Speaking on the Philadelphia Smart Business Dealmakers Conference on Refining Your Growth Strategy Through Targeted Acquisitions, moderated by JPMorgan Chase & Co.'s Lisa Kopff, Person says once you identify that framework, it's a lot easier to then pencil in targets that you're looking for rather than having targets all over the industry. Then, he says, you leverage your network — that could be senior management, the sales team, and your banking community, including your accountants, investment bankers and commercial lenders — and let the market know that you're an acquirer, that you're interested, and get that message out there.

It's also important to keep in touch with the executive team at the acquisition targets you've got in mind.

"I've seen transactions occur where the executive reaches out to a business owner and it's perfect timing and it happens within a year," Person says. "I've seen others, particularly with some of our customers, where you have an executive reach out, plant the seed, and sometimes they'll say, We're not for sale. And all of a sudden, three years later as a business develops their succession plan or something could change the business, that they're relying on a conversation, that seed that you planted years ago. So, just leveraging all of those different networks and being active and letting people know that you're an acquirer is important to the process."

Guardian Capital Partners Managing Partner Peter Haabestad says one of the things that is different about private equity as a partner, versus a family-owned business, is PE deals with an internal rate of return — IRR. That means once an acquisition is made, everything is about trying to grow as quickly as possible.

"When we think about our strategy as a private equity owner for our portfolio companies, there's a big question about, Should we build it ourselves? Or should we go buy it? And that's a really critical component. Sometimes it's easier to go buy it than it is to spend the time to go build it. Getting that straight in your head which one you want to do ,then going through all the channels trying to find the right targets, developing a dialogue, staying in front of them, that's all critically important."
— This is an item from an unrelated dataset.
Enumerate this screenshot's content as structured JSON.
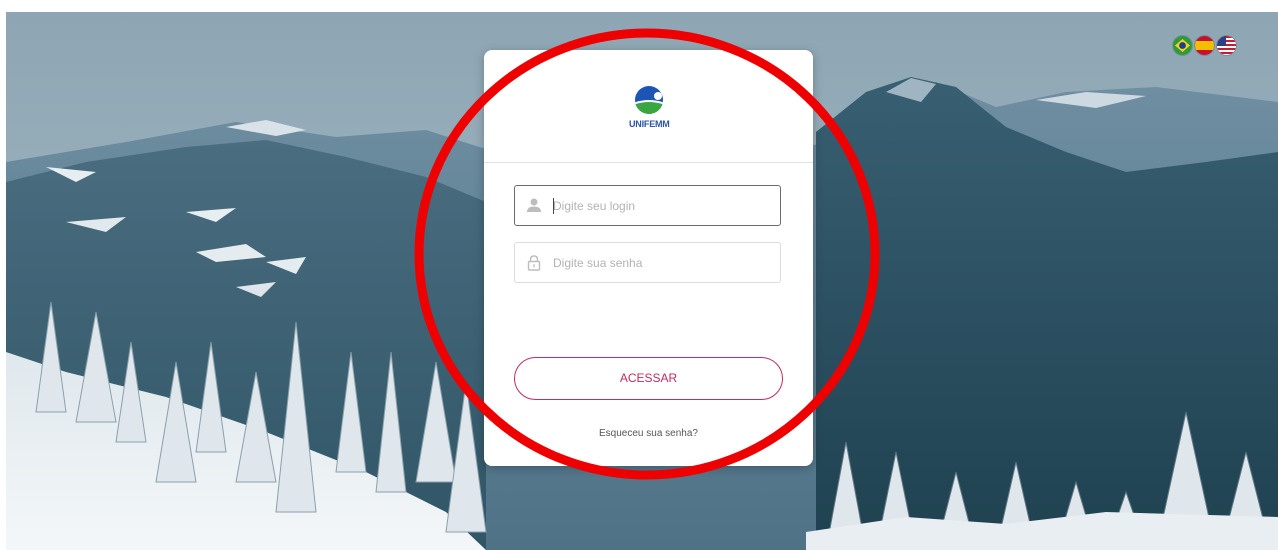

He says companies that are going to go do add-ons should understand it is very challenging. Buying another company is something most business owners don't do on a regular basis. So, he says, get some good advisers and work with them to try to figure out how you're going to get this transaction done. Also, get great legal representation to make sure you're not stepping into any kind of issues, or taking on some unknown liabilities you don't know about.

But the most important aspect to think about is whether the platform company is ready to absorb an acquisition.

"Day-one readiness, from the second you buy this business — what's the game plan?" Haabestad says. "What are the five levers you are going to try and pull on? How are we going to integrate this business so you don't squander this opportunity? And you got to look very deep in the mirror at yourselves and figure out if you have the right team to actually try to onboard this acquisition because it only makes sense to go through all that brain damage to go buy a company if you're able to get the value of the acquisition."

RKL LLP Senior Consultant Bryan Redding says for strategic buyers bringing on a new line of business, integrating properly is critically important.

"Most of the emphasis is put on the deal — due diligence, lawyers, get the agreements in place," Redding says. "But there isn't as much emphasis placed on day-one integration: how do these businesses combine together to realize those synergies that are talked about or to have that growth come to fruition?"